Non bisogna ignorare il welfare per chi non riesce a stare al passo con l’economia. I contratti — a partire da quelli pubblici — devono infine recuperare il potere d’acquisto e distribuire parte della ricchezza prodotta per incentivare i consumi, ma non necessariamente inseguendo solo il consumismo oggi in voga. Servizi ai cittadini, cultura e benessere sono settori economici che avranno in futuro sempre maggiore incidenza e parte dei salari si sposterà in quella direzione.
Al lavoro sono legate le pensioni: da anni ci confrontiamo con cambiamenti in peggio. Per ovviare ai guasti si interviene poi con le sanatorie, l’«Ape» sociale e l’«Ape» volontaria, che correggono magari torti palesi, non sono però in grado di fornire risposte alle prospettive future del sistema previdenziale e alla sua equità. Flessibilità in uscita, pensioni per i giovani in un sistema solidaristico con trattamenti minimi garantiti per legge, eliminazione del criterio perverso dell’adeguamento all’aspettativa di vita all’età pensionabile e la perequazione delle pensioni al costo della vita reale sono richieste minime per garantire anche in futuro la fiducia nel sistema previdenziale pubblico.

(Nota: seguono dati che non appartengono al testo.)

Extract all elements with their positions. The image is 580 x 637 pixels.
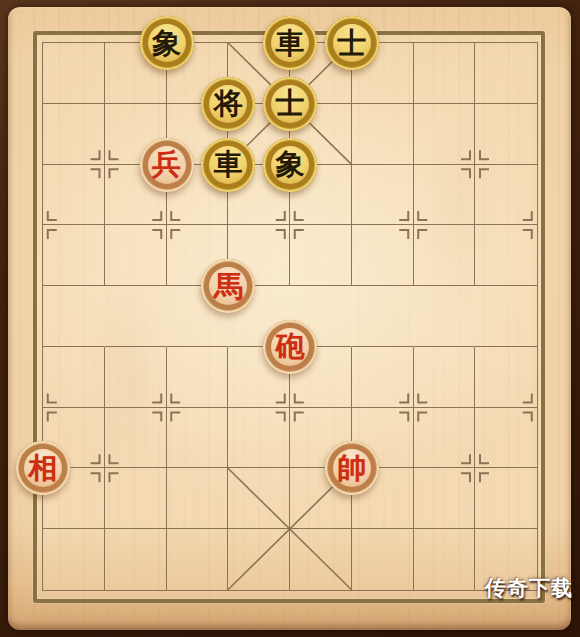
piece-glyph: 砲 — [276, 332, 305, 361]
board-cell — [414, 408, 476, 469]
piece-glyph: 士 — [276, 89, 305, 118]
piece-glyph: 象 — [152, 29, 181, 58]
board-cell — [43, 104, 105, 165]
piece-glyph: 馬 — [214, 272, 243, 301]
board-cell — [228, 529, 290, 590]
board-cell — [414, 529, 476, 590]
board-cell — [228, 408, 290, 469]
piece-glyph: 相 — [29, 454, 58, 483]
board-cell — [414, 225, 476, 286]
board-cell — [105, 347, 167, 408]
piece-glyph: 士 — [337, 29, 366, 58]
board-cell — [352, 347, 414, 408]
piece-glyph: 象 — [276, 150, 305, 179]
board-cell — [228, 468, 290, 529]
board-cell — [43, 347, 105, 408]
board-cell — [352, 529, 414, 590]
piece-red-soldier[interactable]: 兵 — [140, 138, 194, 192]
board-cell — [43, 286, 105, 347]
board-cell — [105, 468, 167, 529]
board-cell — [167, 529, 229, 590]
watermark-text: 传奇下载 — [485, 574, 573, 602]
board-cell — [352, 165, 414, 226]
board-cell — [414, 165, 476, 226]
board-cell — [475, 347, 537, 408]
board-cell — [105, 529, 167, 590]
board-cell — [414, 104, 476, 165]
board-cell — [43, 225, 105, 286]
piece-red-elephant[interactable]: 相 — [16, 441, 70, 495]
board-cell — [43, 529, 105, 590]
board-cell — [475, 468, 537, 529]
board-cell — [290, 529, 352, 590]
piece-red-general[interactable]: 帥 — [325, 441, 379, 495]
piece-black-elephant[interactable]: 象 — [263, 138, 317, 192]
board-cell — [43, 165, 105, 226]
board-cell — [352, 104, 414, 165]
board-cell — [414, 468, 476, 529]
board-cell — [475, 43, 537, 104]
board-cell — [475, 225, 537, 286]
piece-glyph: 車 — [214, 150, 243, 179]
piece-black-chariot[interactable]: 車 — [201, 138, 255, 192]
piece-black-advisor[interactable]: 士 — [325, 16, 379, 70]
board-cell — [105, 225, 167, 286]
piece-red-horse[interactable]: 馬 — [201, 259, 255, 313]
piece-black-chariot[interactable]: 車 — [263, 16, 317, 70]
board-cell — [167, 468, 229, 529]
piece-glyph: 兵 — [152, 150, 181, 179]
piece-glyph: 帥 — [337, 454, 366, 483]
board-cell — [414, 286, 476, 347]
board-cell — [290, 225, 352, 286]
board-cell — [352, 225, 414, 286]
piece-glyph: 将 — [214, 89, 243, 118]
board-cell — [475, 104, 537, 165]
board-cell — [475, 286, 537, 347]
board-cell — [475, 408, 537, 469]
piece-red-cannon[interactable]: 砲 — [263, 320, 317, 374]
piece-black-general[interactable]: 将 — [201, 77, 255, 131]
board-cell — [167, 408, 229, 469]
board-cell — [105, 408, 167, 469]
board-cell — [414, 347, 476, 408]
piece-black-elephant[interactable]: 象 — [140, 16, 194, 70]
xiangqi-game-screen: 象車士将士兵車象馬砲相帥 传奇下载 — [0, 0, 580, 637]
board-cell — [43, 43, 105, 104]
board-cell — [105, 286, 167, 347]
piece-black-advisor[interactable]: 士 — [263, 77, 317, 131]
board-cell — [414, 43, 476, 104]
board-cell — [167, 347, 229, 408]
board-cell — [352, 286, 414, 347]
board-cell — [475, 165, 537, 226]
piece-glyph: 車 — [276, 29, 305, 58]
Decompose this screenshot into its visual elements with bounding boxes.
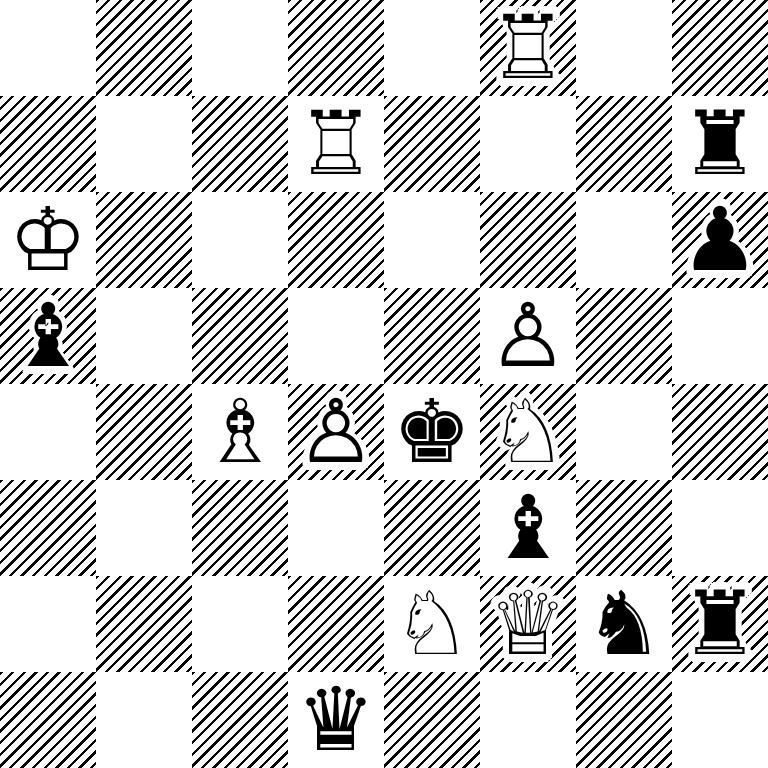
square-g8[interactable] [576, 0, 672, 96]
piece-black-bishop: ♝♝ [480, 480, 576, 576]
piece-white-queen: ♛♕ [480, 576, 576, 672]
square-e5[interactable] [384, 288, 480, 384]
square-d1[interactable]: ♛♛ [288, 672, 384, 768]
square-h5[interactable] [672, 288, 768, 384]
square-d7[interactable]: ♜♖ [288, 96, 384, 192]
piece-black-knight: ♞♞ [576, 576, 672, 672]
square-h6[interactable]: ♟♟ [672, 192, 768, 288]
square-f8[interactable]: ♜♖ [480, 0, 576, 96]
black-bishop-icon: ♝ [0, 288, 96, 384]
white-pawn-icon: ♙ [288, 384, 384, 480]
piece-white-pawn: ♟♙ [480, 288, 576, 384]
piece-black-rook: ♜♜ [672, 96, 768, 192]
square-d8[interactable] [288, 0, 384, 96]
piece-white-knight: ♞♘ [480, 384, 576, 480]
piece-black-king: ♚♚ [384, 384, 480, 480]
square-h3[interactable] [672, 480, 768, 576]
piece-white-knight: ♞♘ [384, 576, 480, 672]
square-h7[interactable]: ♜♜ [672, 96, 768, 192]
square-f4[interactable]: ♞♘ [480, 384, 576, 480]
square-d4[interactable]: ♟♙ [288, 384, 384, 480]
square-c3[interactable] [192, 480, 288, 576]
piece-black-bishop: ♝♝ [0, 288, 96, 384]
square-a5[interactable]: ♝♝ [0, 288, 96, 384]
square-c1[interactable] [192, 672, 288, 768]
square-b7[interactable] [96, 96, 192, 192]
square-h4[interactable] [672, 384, 768, 480]
square-c7[interactable] [192, 96, 288, 192]
square-h2[interactable]: ♜♜ [672, 576, 768, 672]
square-d3[interactable] [288, 480, 384, 576]
square-h1[interactable] [672, 672, 768, 768]
white-pawn-icon: ♙ [480, 288, 576, 384]
square-g6[interactable] [576, 192, 672, 288]
square-c2[interactable] [192, 576, 288, 672]
square-f6[interactable] [480, 192, 576, 288]
square-g3[interactable] [576, 480, 672, 576]
square-a6[interactable]: ♚♔ [0, 192, 96, 288]
square-d2[interactable] [288, 576, 384, 672]
square-c6[interactable] [192, 192, 288, 288]
square-c5[interactable] [192, 288, 288, 384]
square-f2[interactable]: ♛♕ [480, 576, 576, 672]
square-e6[interactable] [384, 192, 480, 288]
square-f1[interactable] [480, 672, 576, 768]
white-rook-icon: ♖ [480, 0, 576, 96]
square-b2[interactable] [96, 576, 192, 672]
square-g2[interactable]: ♞♞ [576, 576, 672, 672]
piece-black-pawn: ♟♟ [672, 192, 768, 288]
square-b8[interactable] [96, 0, 192, 96]
square-c8[interactable] [192, 0, 288, 96]
black-queen-icon: ♛ [288, 672, 384, 768]
square-b5[interactable] [96, 288, 192, 384]
square-a1[interactable] [0, 672, 96, 768]
square-e1[interactable] [384, 672, 480, 768]
square-e4[interactable]: ♚♚ [384, 384, 480, 480]
square-g4[interactable] [576, 384, 672, 480]
square-f5[interactable]: ♟♙ [480, 288, 576, 384]
square-b4[interactable] [96, 384, 192, 480]
square-d6[interactable] [288, 192, 384, 288]
square-a2[interactable] [0, 576, 96, 672]
square-a8[interactable] [0, 0, 96, 96]
square-c4[interactable]: ♝♗ [192, 384, 288, 480]
black-bishop-icon: ♝ [480, 480, 576, 576]
white-bishop-icon: ♗ [192, 384, 288, 480]
square-e3[interactable] [384, 480, 480, 576]
square-f3[interactable]: ♝♝ [480, 480, 576, 576]
square-a7[interactable] [0, 96, 96, 192]
white-queen-icon: ♕ [480, 576, 576, 672]
white-king-icon: ♔ [0, 192, 96, 288]
square-h8[interactable] [672, 0, 768, 96]
square-d5[interactable] [288, 288, 384, 384]
white-rook-icon: ♖ [288, 96, 384, 192]
square-g5[interactable] [576, 288, 672, 384]
piece-black-queen: ♛♛ [288, 672, 384, 768]
square-f7[interactable] [480, 96, 576, 192]
piece-white-rook: ♜♖ [480, 0, 576, 96]
piece-white-rook: ♜♖ [288, 96, 384, 192]
square-a4[interactable] [0, 384, 96, 480]
square-e2[interactable]: ♞♘ [384, 576, 480, 672]
square-e7[interactable] [384, 96, 480, 192]
square-b3[interactable] [96, 480, 192, 576]
square-g7[interactable] [576, 96, 672, 192]
piece-white-king: ♚♔ [0, 192, 96, 288]
square-a3[interactable] [0, 480, 96, 576]
black-pawn-icon: ♟ [672, 192, 768, 288]
piece-white-bishop: ♝♗ [192, 384, 288, 480]
square-b1[interactable] [96, 672, 192, 768]
black-rook-icon: ♜ [672, 576, 768, 672]
chess-board: ♜♖♜♖♜♜♚♔♟♟♝♝♟♙♝♗♟♙♚♚♞♘♝♝♞♘♛♕♞♞♜♜♛♛ [0, 0, 768, 768]
white-knight-icon: ♘ [480, 384, 576, 480]
square-b6[interactable] [96, 192, 192, 288]
piece-black-rook: ♜♜ [672, 576, 768, 672]
white-knight-icon: ♘ [384, 576, 480, 672]
square-g1[interactable] [576, 672, 672, 768]
square-e8[interactable] [384, 0, 480, 96]
black-king-icon: ♚ [384, 384, 480, 480]
black-rook-icon: ♜ [672, 96, 768, 192]
piece-white-pawn: ♟♙ [288, 384, 384, 480]
black-knight-icon: ♞ [576, 576, 672, 672]
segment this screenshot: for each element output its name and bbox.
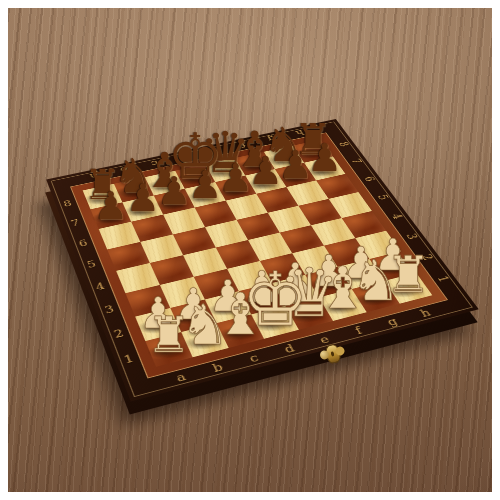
file-label-bottom-d: d xyxy=(277,341,301,356)
file-label-bottom-h: h xyxy=(414,306,438,320)
file-label-bottom-f: f xyxy=(347,323,371,338)
chess-board: aa11bb22cc33dd44ee55ff66gg77hh88 xyxy=(80,72,416,408)
file-label-bottom-g: g xyxy=(380,315,404,330)
file-label-bottom-a: a xyxy=(169,370,193,386)
board-frame: aa11bb22cc33dd44ee55ff66gg77hh88 xyxy=(46,119,479,402)
product-photo: aa11bb22cc33dd44ee55ff66gg77hh88 ♜♞♝♚♛♝♞… xyxy=(8,8,492,492)
file-label-bottom-c: c xyxy=(242,351,266,367)
file-label-bottom-b: b xyxy=(206,360,230,376)
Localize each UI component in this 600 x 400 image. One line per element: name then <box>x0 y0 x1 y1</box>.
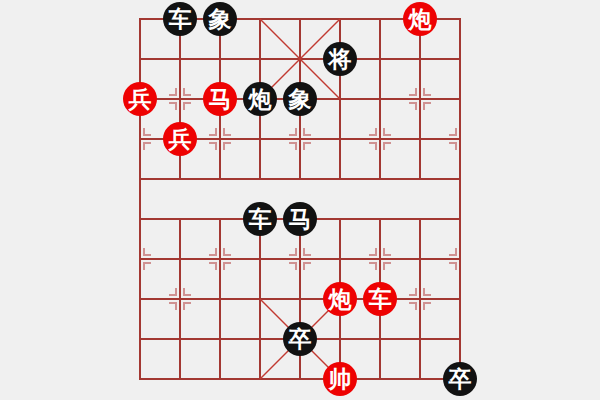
piece-black-horse[interactable]: 马 <box>283 202 317 236</box>
app-background: 车象炮将兵马炮象兵车马炮车卒帅卒 <box>0 0 600 400</box>
piece-black-cannon[interactable]: 炮 <box>243 82 277 116</box>
xiangqi-board[interactable]: 车象炮将兵马炮象兵车马炮车卒帅卒 <box>0 0 600 400</box>
piece-red-cannon[interactable]: 炮 <box>323 282 357 316</box>
piece-black-chariot[interactable]: 车 <box>243 202 277 236</box>
piece-black-soldier[interactable]: 卒 <box>443 362 477 396</box>
piece-red-soldier[interactable]: 兵 <box>163 122 197 156</box>
piece-red-horse[interactable]: 马 <box>203 82 237 116</box>
piece-red-cannon[interactable]: 炮 <box>403 2 437 36</box>
piece-black-general[interactable]: 将 <box>323 42 357 76</box>
piece-red-general[interactable]: 帅 <box>323 362 357 396</box>
piece-red-chariot[interactable]: 车 <box>363 282 397 316</box>
piece-black-soldier[interactable]: 卒 <box>283 322 317 356</box>
piece-black-elephant[interactable]: 象 <box>283 82 317 116</box>
piece-red-soldier[interactable]: 兵 <box>123 82 157 116</box>
pieces-layer: 车象炮将兵马炮象兵车马炮车卒帅卒 <box>120 0 480 399</box>
piece-black-chariot[interactable]: 车 <box>163 2 197 36</box>
piece-black-elephant[interactable]: 象 <box>203 2 237 36</box>
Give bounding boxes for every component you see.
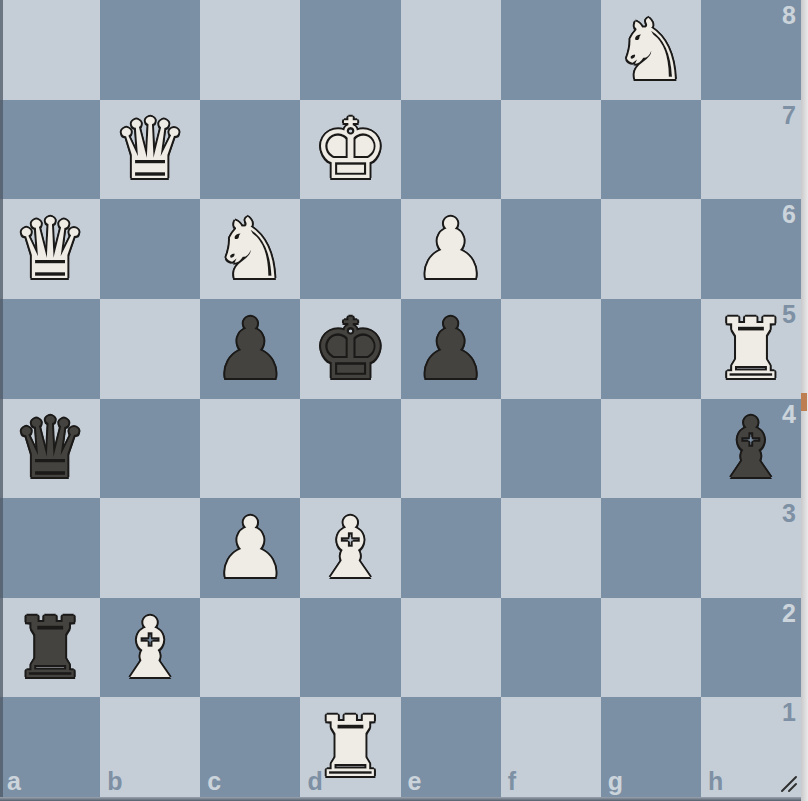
piece-black-bishop: ♝	[713, 406, 788, 490]
piece-black-pawn: ♟	[413, 307, 488, 391]
rank-label-7: 7	[782, 103, 796, 128]
square-a4[interactable]: ♛	[0, 399, 100, 499]
square-g1[interactable]: g	[601, 697, 701, 797]
square-g7[interactable]	[601, 100, 701, 200]
piece-white-rook: ♜	[313, 705, 388, 789]
square-d5[interactable]: ♚	[300, 299, 400, 399]
board-bottom-edge	[0, 797, 801, 801]
square-f8[interactable]	[501, 0, 601, 100]
piece-white-pawn: ♟	[413, 207, 488, 291]
square-c7[interactable]	[200, 100, 300, 200]
square-a8[interactable]	[0, 0, 100, 100]
square-c6[interactable]: ♞	[200, 199, 300, 299]
rank-label-4: 4	[782, 402, 796, 427]
square-e4[interactable]	[401, 399, 501, 499]
square-b6[interactable]	[100, 199, 200, 299]
file-label-a: a	[7, 769, 21, 794]
square-a2[interactable]: ♜	[0, 598, 100, 698]
piece-black-pawn: ♟	[213, 307, 288, 391]
square-c5[interactable]: ♟	[200, 299, 300, 399]
square-h7[interactable]: 7	[701, 100, 801, 200]
piece-white-queen: ♛	[113, 107, 188, 191]
piece-white-king: ♚	[313, 107, 388, 191]
square-h8[interactable]: 8	[701, 0, 801, 100]
square-a5[interactable]	[0, 299, 100, 399]
piece-white-queen: ♛	[12, 207, 87, 291]
square-b3[interactable]	[100, 498, 200, 598]
square-e8[interactable]	[401, 0, 501, 100]
rank-label-6: 6	[782, 202, 796, 227]
piece-white-bishop: ♝	[313, 506, 388, 590]
piece-white-pawn: ♟	[213, 506, 288, 590]
board-resize-icon[interactable]	[779, 774, 799, 794]
square-h6[interactable]: 6	[701, 199, 801, 299]
square-e7[interactable]	[401, 100, 501, 200]
square-d2[interactable]	[300, 598, 400, 698]
square-b7[interactable]: ♛	[100, 100, 200, 200]
square-e6[interactable]: ♟	[401, 199, 501, 299]
page-scrollbar[interactable]	[801, 0, 808, 801]
square-c4[interactable]	[200, 399, 300, 499]
square-f7[interactable]	[501, 100, 601, 200]
chess-board: ♞8♛♚7♛♞♟6♟♚♟♜5♛♝4♟♝3♜♝2abc♜defg1h	[0, 0, 801, 797]
square-b5[interactable]	[100, 299, 200, 399]
square-h5[interactable]: ♜5	[701, 299, 801, 399]
square-h4[interactable]: ♝4	[701, 399, 801, 499]
file-label-d: d	[307, 769, 322, 794]
file-label-e: e	[408, 769, 422, 794]
square-e1[interactable]: e	[401, 697, 501, 797]
square-d8[interactable]	[300, 0, 400, 100]
piece-black-queen: ♛	[12, 406, 87, 490]
scrollbar-thumb[interactable]	[801, 393, 807, 411]
square-h2[interactable]: 2	[701, 598, 801, 698]
square-c3[interactable]: ♟	[200, 498, 300, 598]
square-c2[interactable]	[200, 598, 300, 698]
square-h3[interactable]: 3	[701, 498, 801, 598]
square-g8[interactable]: ♞	[601, 0, 701, 100]
square-e5[interactable]: ♟	[401, 299, 501, 399]
rank-label-2: 2	[782, 601, 796, 626]
square-g6[interactable]	[601, 199, 701, 299]
square-d6[interactable]	[300, 199, 400, 299]
piece-black-king: ♚	[313, 307, 388, 391]
file-label-f: f	[508, 769, 516, 794]
square-a6[interactable]: ♛	[0, 199, 100, 299]
rank-label-8: 8	[782, 3, 796, 28]
piece-white-knight: ♞	[213, 207, 288, 291]
rank-label-5: 5	[782, 302, 796, 327]
square-d3[interactable]: ♝	[300, 498, 400, 598]
square-b1[interactable]: b	[100, 697, 200, 797]
square-f6[interactable]	[501, 199, 601, 299]
square-g4[interactable]	[601, 399, 701, 499]
square-b8[interactable]	[100, 0, 200, 100]
file-label-b: b	[107, 769, 122, 794]
piece-black-rook: ♜	[12, 606, 87, 690]
square-a1[interactable]: a	[0, 697, 100, 797]
piece-white-bishop: ♝	[113, 606, 188, 690]
file-label-c: c	[207, 769, 221, 794]
square-b2[interactable]: ♝	[100, 598, 200, 698]
square-c1[interactable]: c	[200, 697, 300, 797]
square-f4[interactable]	[501, 399, 601, 499]
rank-label-1: 1	[782, 700, 796, 725]
square-g2[interactable]	[601, 598, 701, 698]
square-a3[interactable]	[0, 498, 100, 598]
rank-label-3: 3	[782, 501, 796, 526]
square-a7[interactable]	[0, 100, 100, 200]
piece-white-knight: ♞	[613, 8, 688, 92]
piece-white-rook: ♜	[713, 307, 788, 391]
square-d7[interactable]: ♚	[300, 100, 400, 200]
file-label-h: h	[708, 769, 723, 794]
square-e2[interactable]	[401, 598, 501, 698]
file-label-g: g	[608, 769, 623, 794]
board-left-edge	[0, 0, 3, 797]
square-f1[interactable]: f	[501, 697, 601, 797]
square-c8[interactable]	[200, 0, 300, 100]
square-e3[interactable]	[401, 498, 501, 598]
square-b4[interactable]	[100, 399, 200, 499]
square-g5[interactable]	[601, 299, 701, 399]
square-f2[interactable]	[501, 598, 601, 698]
chess-board-screen: ♞8♛♚7♛♞♟6♟♚♟♜5♛♝4♟♝3♜♝2abc♜defg1h	[0, 0, 808, 801]
square-g3[interactable]	[601, 498, 701, 598]
square-d1[interactable]: ♜d	[300, 697, 400, 797]
square-f5[interactable]	[501, 299, 601, 399]
square-f3[interactable]	[501, 498, 601, 598]
square-d4[interactable]	[300, 399, 400, 499]
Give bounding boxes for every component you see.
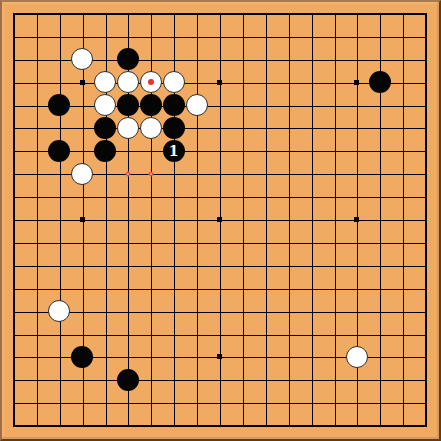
star-point bbox=[354, 217, 359, 222]
black-stone bbox=[71, 346, 93, 368]
black-stone: 1 bbox=[163, 140, 185, 162]
star-point bbox=[217, 217, 222, 222]
white-stone bbox=[117, 71, 139, 93]
black-stone bbox=[163, 94, 185, 116]
white-stone bbox=[140, 71, 162, 93]
star-point bbox=[217, 80, 222, 85]
white-stone bbox=[71, 163, 93, 185]
move-number-label: 1 bbox=[169, 144, 179, 158]
goban-grid: 1 bbox=[2, 2, 437, 437]
black-stone bbox=[94, 140, 116, 162]
white-stone bbox=[186, 94, 208, 116]
black-stone bbox=[117, 48, 139, 70]
black-stone bbox=[117, 369, 139, 391]
black-stone bbox=[163, 117, 185, 139]
white-stone bbox=[117, 117, 139, 139]
white-stone bbox=[94, 94, 116, 116]
black-stone bbox=[369, 71, 391, 93]
diamond-marker bbox=[148, 171, 154, 177]
go-board: 1 bbox=[0, 0, 441, 441]
white-stone bbox=[163, 71, 185, 93]
white-stone bbox=[71, 48, 93, 70]
black-stone bbox=[117, 94, 139, 116]
black-stone bbox=[48, 140, 70, 162]
star-point bbox=[80, 80, 85, 85]
white-stone bbox=[94, 71, 116, 93]
star-point bbox=[80, 217, 85, 222]
white-stone bbox=[140, 117, 162, 139]
star-point bbox=[217, 354, 222, 359]
circle-marker bbox=[148, 79, 154, 85]
star-point bbox=[354, 80, 359, 85]
black-stone bbox=[94, 117, 116, 139]
black-stone bbox=[140, 94, 162, 116]
white-stone bbox=[346, 346, 368, 368]
white-stone bbox=[48, 300, 70, 322]
diamond-marker bbox=[125, 171, 131, 177]
black-stone bbox=[48, 94, 70, 116]
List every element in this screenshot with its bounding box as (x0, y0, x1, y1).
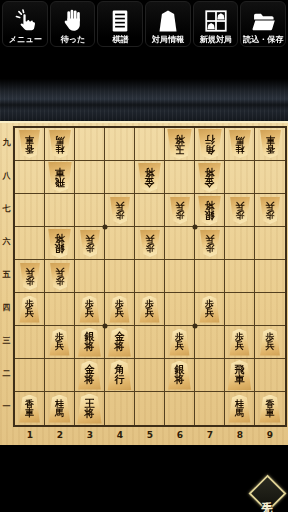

La lista si potrebbe anche allargare, ma sono queste le linee sulle quali il sindacato unitariamente ha aperto una vertenza in vista della legge finanziaria. Per questo manifestiamo sabato. Non si tratta di richieste populiste o elettoralistiche, ma indicano una via concreta e fattibile per una prospettiva positiva, basata sulla ripresa economica e sociale del Paese. Non siamo certi che questo possa bastare per fornire risposte ai lavoratori e ai pensionati o per arginare il populismo, ormai molto radicato nella società per le scelte non condivise da tanti cittadini. Però è un tentativo — o meglio, uno strumento — che sottoponiamo e consegniamo alla politica per recuperare almeno in parte il terreno perso.